Communities of color have significantly higher rates of traffic fatalities, according to federal research.

New federal data from the National Highway Traffic Safety Administration (NHTSA) reveals “significant disparities” in traffic fatalities between racial and ethnic groups in the United States, according to an article by Dan Rosenbaum in Smart Cities Dive.
Research undertaken in 2022, the first of its kind to examine “traffic safety in the context of race and ethnicity,” found that traffic deaths per 100,000 varied from 10.92 for White people to 24.75 for American Indian or Alaska Native people. Pedestrian deaths showed even stronger disparities: “In 2018, the pedestrian fatality rate for American Indian or Alaska Native people was 3.42 times the rate for White people; for Black people, it was 1.97 times the rate for White people.

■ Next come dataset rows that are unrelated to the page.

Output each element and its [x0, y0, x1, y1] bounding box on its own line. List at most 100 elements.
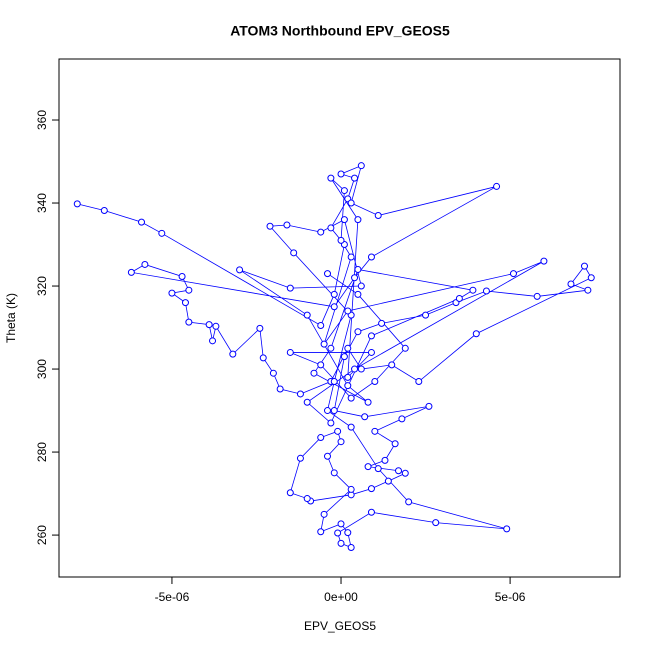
point	[178, 272, 186, 280]
point	[567, 280, 575, 288]
point	[415, 378, 423, 386]
x-tick-label: 5e-06	[495, 590, 526, 604]
y-tick-label: 260	[35, 525, 49, 545]
point	[340, 216, 348, 224]
point	[493, 182, 501, 190]
y-tick-label: 300	[35, 359, 49, 379]
point	[158, 229, 166, 237]
point	[364, 463, 372, 471]
point	[361, 413, 369, 421]
point	[378, 319, 386, 327]
point	[181, 299, 189, 307]
point	[330, 407, 338, 415]
point	[337, 438, 345, 446]
point	[303, 398, 311, 406]
point	[334, 427, 342, 435]
point	[347, 485, 355, 493]
point	[290, 249, 298, 257]
point	[482, 287, 490, 295]
point	[330, 303, 338, 311]
point	[371, 378, 379, 386]
point	[317, 228, 325, 236]
point	[337, 539, 345, 547]
point	[347, 394, 355, 402]
point	[367, 348, 375, 356]
point	[212, 322, 220, 330]
point	[347, 423, 355, 431]
point	[354, 290, 362, 298]
point	[269, 369, 277, 377]
point	[584, 286, 592, 294]
point	[388, 361, 396, 369]
point	[347, 253, 355, 261]
point	[422, 311, 430, 319]
point	[587, 274, 595, 282]
point	[127, 268, 135, 276]
point	[344, 344, 352, 352]
point	[391, 440, 399, 448]
point	[347, 544, 355, 552]
point	[327, 224, 335, 232]
point	[357, 282, 365, 290]
point	[310, 369, 318, 377]
point	[337, 170, 345, 178]
point	[395, 467, 403, 475]
chart-title: ATOM3 Northbound EPV_GEOS5	[230, 23, 450, 39]
point	[317, 434, 325, 442]
point	[138, 218, 146, 226]
point	[354, 328, 362, 336]
y-axis-label: Theta (K)	[4, 293, 18, 343]
point	[425, 402, 433, 410]
point	[344, 307, 352, 315]
point	[296, 454, 304, 462]
point	[330, 378, 338, 386]
point	[381, 456, 389, 464]
point	[472, 330, 480, 338]
point	[327, 419, 335, 427]
point	[73, 200, 81, 208]
point	[276, 385, 284, 393]
point	[401, 469, 409, 477]
point	[327, 174, 335, 182]
y-tick-label: 360	[35, 110, 49, 130]
point	[354, 216, 362, 224]
point	[367, 332, 375, 340]
point	[503, 525, 511, 533]
point	[185, 318, 193, 326]
point	[286, 489, 294, 497]
point	[185, 286, 193, 294]
x-axis-label: EPV_GEOS5	[304, 619, 376, 633]
point	[367, 485, 375, 493]
x-tick-label: -5e-06	[155, 590, 190, 604]
point	[317, 528, 325, 536]
point	[330, 290, 338, 298]
point	[344, 529, 352, 537]
point	[509, 270, 517, 278]
point	[303, 495, 311, 503]
point	[357, 162, 365, 170]
point	[100, 206, 108, 214]
point	[351, 274, 359, 282]
point	[469, 286, 477, 294]
point	[401, 344, 409, 352]
point	[236, 266, 244, 274]
plot-frame	[58, 58, 621, 578]
point	[340, 353, 348, 361]
point	[357, 365, 365, 373]
point	[317, 361, 325, 369]
point	[259, 354, 267, 362]
point	[340, 187, 348, 195]
point	[371, 427, 379, 435]
point	[364, 398, 372, 406]
point	[303, 311, 311, 319]
point	[283, 221, 291, 229]
point	[351, 365, 359, 373]
point	[540, 257, 548, 265]
point	[229, 350, 237, 358]
point	[334, 529, 342, 537]
point	[330, 469, 338, 477]
point	[323, 452, 331, 460]
point	[354, 265, 362, 273]
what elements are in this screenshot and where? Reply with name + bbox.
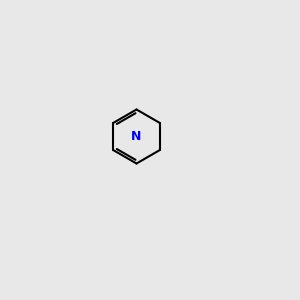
Text: N: N [131, 130, 142, 143]
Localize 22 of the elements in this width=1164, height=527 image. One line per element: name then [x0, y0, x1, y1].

Asian pedestrians died at slightly more than half the rate of White pedestrians.”
The NHTSA did not offer an answer for why these disparities exist, but infrastructure—or the lack thereof in historically disinvested neighborhoods—could be a factor.
Shannon Hughes, a deputy regional administrator for NHTSA, said reducing traffic fatalities starts with a “safe system approach” that acknowledges the potential for human error and focuses on safe infrastructure that minimizes risk for all road users. “DOT’s safe system approach calls not just for safer drivers and pedestrians, but for safer road and vehicle design, reduced speeds and better post-crash care.”